I am almost out of some medicine one of my doctors prescribed, and my druggist has been trying to get in touch with this woman since the middle of last week, with no luck. This morning I decided to call myself and see if I could get any action.

I was on the phone for forty-five minutes, by the clock, listening to some fool tell me a) how important my call was, and b) how heart disease was the leading cause of death in women. I didn’t believe the first and don’t particularly care about the second. I much prefer a heart attack to, say, cancer.

While I waited, I watched a squirrel at one of the feeders in the front yard. The poor thing was limping, and its fur had been pulled out in clumps, until it looked pock marked. The Squire and I vaguely discussed what might have caused this. It is too early for the animals to be molting, but he thought perhaps it might have been a female who had pulled out hunks of fur to line her nest.

At any rate, after listening to this recording for the better part of an hour, another voice came on and informed me I had reached a non-working number and to please hang up!

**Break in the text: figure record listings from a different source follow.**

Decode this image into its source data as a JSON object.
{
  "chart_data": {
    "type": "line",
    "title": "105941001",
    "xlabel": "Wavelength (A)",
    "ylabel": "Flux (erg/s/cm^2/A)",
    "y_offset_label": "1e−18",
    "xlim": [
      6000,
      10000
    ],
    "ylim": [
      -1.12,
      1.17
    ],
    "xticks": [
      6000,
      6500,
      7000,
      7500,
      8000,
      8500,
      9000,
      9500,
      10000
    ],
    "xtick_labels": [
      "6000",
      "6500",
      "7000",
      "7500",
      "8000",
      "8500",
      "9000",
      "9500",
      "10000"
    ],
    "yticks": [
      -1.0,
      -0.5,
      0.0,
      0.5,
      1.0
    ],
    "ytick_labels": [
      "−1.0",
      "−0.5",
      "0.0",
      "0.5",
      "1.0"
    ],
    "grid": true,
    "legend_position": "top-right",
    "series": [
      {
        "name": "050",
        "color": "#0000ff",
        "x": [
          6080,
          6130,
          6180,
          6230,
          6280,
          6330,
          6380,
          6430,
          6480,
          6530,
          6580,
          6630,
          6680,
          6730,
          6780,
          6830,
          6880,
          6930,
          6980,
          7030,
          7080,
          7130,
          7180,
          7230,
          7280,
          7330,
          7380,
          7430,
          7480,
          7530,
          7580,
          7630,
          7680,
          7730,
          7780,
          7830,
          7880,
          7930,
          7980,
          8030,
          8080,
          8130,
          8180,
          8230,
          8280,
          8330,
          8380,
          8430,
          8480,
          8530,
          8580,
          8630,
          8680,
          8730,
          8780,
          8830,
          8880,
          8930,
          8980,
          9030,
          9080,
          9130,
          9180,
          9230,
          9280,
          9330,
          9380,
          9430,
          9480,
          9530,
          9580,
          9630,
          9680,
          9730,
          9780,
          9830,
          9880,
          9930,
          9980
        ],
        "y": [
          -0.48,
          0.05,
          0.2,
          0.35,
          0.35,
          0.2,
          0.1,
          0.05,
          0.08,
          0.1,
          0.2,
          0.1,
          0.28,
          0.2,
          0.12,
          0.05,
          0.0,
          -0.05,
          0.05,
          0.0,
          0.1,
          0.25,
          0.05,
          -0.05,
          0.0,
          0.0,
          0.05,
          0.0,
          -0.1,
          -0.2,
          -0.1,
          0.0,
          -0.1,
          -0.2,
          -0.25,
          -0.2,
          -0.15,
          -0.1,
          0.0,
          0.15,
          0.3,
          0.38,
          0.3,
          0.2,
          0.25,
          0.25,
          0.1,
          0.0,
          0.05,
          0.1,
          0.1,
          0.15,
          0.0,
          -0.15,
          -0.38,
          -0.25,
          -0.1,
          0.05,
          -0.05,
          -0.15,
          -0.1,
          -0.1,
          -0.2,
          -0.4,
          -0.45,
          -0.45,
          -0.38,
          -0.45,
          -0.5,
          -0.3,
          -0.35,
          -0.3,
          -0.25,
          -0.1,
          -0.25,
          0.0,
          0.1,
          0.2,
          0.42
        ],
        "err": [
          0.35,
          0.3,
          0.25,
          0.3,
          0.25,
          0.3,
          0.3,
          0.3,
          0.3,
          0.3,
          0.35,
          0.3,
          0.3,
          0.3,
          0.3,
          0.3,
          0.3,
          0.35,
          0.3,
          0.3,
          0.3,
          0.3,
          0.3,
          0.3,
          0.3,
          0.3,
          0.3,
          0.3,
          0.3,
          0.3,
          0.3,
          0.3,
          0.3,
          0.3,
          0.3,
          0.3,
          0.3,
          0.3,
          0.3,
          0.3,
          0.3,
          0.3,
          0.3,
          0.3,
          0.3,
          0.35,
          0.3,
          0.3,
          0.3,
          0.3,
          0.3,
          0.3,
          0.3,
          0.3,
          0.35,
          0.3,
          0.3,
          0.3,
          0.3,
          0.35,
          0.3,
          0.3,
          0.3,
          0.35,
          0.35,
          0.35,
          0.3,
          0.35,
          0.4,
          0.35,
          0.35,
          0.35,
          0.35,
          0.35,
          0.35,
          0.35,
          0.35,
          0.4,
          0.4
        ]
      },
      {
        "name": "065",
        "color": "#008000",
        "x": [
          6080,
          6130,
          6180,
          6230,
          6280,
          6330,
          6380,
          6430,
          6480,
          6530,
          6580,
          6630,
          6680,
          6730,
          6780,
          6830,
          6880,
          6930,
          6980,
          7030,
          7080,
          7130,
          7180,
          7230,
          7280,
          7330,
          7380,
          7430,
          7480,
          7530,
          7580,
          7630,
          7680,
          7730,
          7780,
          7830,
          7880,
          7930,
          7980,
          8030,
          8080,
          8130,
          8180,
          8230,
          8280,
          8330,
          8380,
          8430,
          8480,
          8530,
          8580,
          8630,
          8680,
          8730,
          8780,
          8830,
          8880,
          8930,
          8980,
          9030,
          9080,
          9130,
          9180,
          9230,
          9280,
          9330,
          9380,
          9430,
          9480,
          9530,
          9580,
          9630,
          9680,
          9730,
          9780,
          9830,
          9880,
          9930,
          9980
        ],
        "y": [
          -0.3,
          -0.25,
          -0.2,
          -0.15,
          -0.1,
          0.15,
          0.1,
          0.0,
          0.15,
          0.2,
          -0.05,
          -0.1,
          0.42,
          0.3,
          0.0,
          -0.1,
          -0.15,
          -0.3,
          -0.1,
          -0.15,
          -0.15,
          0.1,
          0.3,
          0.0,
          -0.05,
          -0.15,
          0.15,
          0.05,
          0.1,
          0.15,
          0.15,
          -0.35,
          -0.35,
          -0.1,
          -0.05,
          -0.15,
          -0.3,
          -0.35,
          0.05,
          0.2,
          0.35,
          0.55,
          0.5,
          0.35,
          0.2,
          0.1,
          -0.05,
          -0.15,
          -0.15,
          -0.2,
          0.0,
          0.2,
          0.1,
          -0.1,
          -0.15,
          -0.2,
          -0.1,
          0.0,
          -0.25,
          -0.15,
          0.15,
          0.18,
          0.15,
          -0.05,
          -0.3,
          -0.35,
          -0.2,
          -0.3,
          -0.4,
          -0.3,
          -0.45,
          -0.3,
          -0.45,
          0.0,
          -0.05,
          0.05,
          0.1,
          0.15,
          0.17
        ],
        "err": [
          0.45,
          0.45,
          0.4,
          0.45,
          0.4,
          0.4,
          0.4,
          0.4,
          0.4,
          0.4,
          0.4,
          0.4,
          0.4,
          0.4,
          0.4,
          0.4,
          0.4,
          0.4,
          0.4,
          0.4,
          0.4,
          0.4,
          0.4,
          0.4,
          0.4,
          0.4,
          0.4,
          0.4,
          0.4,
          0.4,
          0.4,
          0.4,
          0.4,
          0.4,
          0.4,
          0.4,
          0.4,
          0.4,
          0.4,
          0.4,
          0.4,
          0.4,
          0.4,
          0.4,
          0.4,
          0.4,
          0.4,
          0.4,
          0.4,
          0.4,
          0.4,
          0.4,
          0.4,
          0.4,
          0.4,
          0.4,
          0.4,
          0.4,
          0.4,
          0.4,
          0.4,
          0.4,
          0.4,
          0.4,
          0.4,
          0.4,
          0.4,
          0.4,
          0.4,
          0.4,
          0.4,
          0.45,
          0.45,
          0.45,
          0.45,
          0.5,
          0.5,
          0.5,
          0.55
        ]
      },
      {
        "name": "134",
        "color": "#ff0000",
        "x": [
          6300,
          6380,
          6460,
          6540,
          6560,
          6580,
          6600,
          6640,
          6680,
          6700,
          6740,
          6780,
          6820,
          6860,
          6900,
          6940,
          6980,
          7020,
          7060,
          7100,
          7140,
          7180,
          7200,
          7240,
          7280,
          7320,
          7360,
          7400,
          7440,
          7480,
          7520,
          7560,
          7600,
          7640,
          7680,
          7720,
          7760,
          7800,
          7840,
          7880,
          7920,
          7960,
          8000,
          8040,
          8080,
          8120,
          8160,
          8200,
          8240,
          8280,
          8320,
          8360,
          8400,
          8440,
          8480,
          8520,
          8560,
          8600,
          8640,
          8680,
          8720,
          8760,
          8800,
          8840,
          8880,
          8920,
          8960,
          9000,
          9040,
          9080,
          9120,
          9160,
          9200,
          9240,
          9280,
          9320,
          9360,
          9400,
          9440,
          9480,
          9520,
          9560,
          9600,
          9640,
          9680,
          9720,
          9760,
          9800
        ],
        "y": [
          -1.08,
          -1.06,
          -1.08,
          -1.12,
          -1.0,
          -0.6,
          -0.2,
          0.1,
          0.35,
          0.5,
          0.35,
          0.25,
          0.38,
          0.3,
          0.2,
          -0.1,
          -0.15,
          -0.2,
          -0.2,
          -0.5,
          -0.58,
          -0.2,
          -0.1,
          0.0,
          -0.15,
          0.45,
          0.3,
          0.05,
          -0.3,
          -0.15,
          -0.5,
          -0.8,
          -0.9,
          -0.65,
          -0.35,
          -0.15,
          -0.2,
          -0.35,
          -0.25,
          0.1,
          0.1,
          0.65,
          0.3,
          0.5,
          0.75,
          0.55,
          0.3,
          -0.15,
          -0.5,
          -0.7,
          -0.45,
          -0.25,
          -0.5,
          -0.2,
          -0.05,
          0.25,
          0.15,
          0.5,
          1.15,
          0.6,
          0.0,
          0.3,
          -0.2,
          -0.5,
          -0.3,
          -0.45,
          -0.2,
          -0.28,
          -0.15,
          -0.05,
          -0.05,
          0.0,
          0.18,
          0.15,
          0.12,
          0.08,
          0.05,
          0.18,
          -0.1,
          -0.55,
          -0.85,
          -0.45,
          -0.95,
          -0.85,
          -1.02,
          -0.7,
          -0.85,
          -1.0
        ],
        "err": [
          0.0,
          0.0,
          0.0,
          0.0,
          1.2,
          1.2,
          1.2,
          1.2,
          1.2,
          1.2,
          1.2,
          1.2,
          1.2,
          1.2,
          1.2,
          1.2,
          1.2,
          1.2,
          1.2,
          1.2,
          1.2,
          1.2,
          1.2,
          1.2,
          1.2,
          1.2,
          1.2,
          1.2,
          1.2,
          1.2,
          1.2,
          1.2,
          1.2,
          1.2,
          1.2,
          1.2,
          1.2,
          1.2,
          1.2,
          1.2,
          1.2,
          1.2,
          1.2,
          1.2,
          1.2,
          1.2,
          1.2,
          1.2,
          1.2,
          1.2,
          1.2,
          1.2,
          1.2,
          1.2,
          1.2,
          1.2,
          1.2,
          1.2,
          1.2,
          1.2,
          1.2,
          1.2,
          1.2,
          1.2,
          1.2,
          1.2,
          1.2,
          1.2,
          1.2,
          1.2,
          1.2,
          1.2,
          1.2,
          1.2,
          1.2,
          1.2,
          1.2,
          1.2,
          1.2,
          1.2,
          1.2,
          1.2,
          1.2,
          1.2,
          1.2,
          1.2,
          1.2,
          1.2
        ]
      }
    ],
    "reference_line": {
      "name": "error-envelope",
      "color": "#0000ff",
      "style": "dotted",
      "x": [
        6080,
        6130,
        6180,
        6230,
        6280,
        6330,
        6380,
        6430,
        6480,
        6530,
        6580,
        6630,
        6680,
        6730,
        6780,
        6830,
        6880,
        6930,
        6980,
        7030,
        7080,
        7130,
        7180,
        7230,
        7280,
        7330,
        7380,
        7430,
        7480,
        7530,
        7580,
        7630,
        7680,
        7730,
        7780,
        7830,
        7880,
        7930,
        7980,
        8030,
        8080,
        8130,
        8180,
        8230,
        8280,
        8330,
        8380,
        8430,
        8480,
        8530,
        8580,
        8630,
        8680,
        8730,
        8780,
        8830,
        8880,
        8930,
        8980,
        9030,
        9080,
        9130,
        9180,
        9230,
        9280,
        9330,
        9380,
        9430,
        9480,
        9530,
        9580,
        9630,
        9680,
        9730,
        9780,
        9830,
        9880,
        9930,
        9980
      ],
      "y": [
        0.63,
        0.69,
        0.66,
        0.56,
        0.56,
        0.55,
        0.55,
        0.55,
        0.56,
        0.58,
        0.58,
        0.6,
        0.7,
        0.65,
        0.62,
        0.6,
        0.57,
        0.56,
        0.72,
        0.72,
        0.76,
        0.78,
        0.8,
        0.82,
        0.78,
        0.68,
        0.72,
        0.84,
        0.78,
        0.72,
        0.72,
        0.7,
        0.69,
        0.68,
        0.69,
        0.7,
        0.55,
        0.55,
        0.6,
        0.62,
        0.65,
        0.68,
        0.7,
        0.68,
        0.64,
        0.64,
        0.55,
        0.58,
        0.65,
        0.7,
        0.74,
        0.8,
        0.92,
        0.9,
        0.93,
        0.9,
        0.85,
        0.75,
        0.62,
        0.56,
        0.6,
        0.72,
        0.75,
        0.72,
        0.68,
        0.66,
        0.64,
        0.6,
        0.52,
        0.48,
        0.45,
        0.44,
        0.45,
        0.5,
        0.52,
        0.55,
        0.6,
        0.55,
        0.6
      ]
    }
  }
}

We went to the Y, stopped for lunch, and then went up to visit eldest daughter. She had just returned from a business trip with her husband and had saved all of the toiletries for me to make Care Packages (anybody out there old enough to remember what a real Care Package was?) to send up to the food pantry. We visited with her and the Munchkin, and got back home around two. I fixed myself a cuppa and settled in to call the doctor back. Got an answer on the second ring! The receptionist said they had gotten two calls from the pharmacy last week;  the doctor wasn’t in today, but she had sent another electronic message telling her that I had called.

While I was up taking my nap, The Squire went out to get the gas cans to fill my car (I didn’t have enough fuel to get to the gas station!) and found the pock marked squirrel having convulsions out by the barn, writhing and squealing all over the ground. He took a square-bladed shovel and broke its neck; I would have probably picked it up and sang to it until it died in my arms, so it’s just as well he was the one to make the discovery. He called the County Animal Control when he came in, and missed them by about two minutes, so the poor critter is lying in state on the workbench the barn. Just wondering what mysterious plague had attacked one of “our” squirrels, and do we need to keep an eye out for anything else.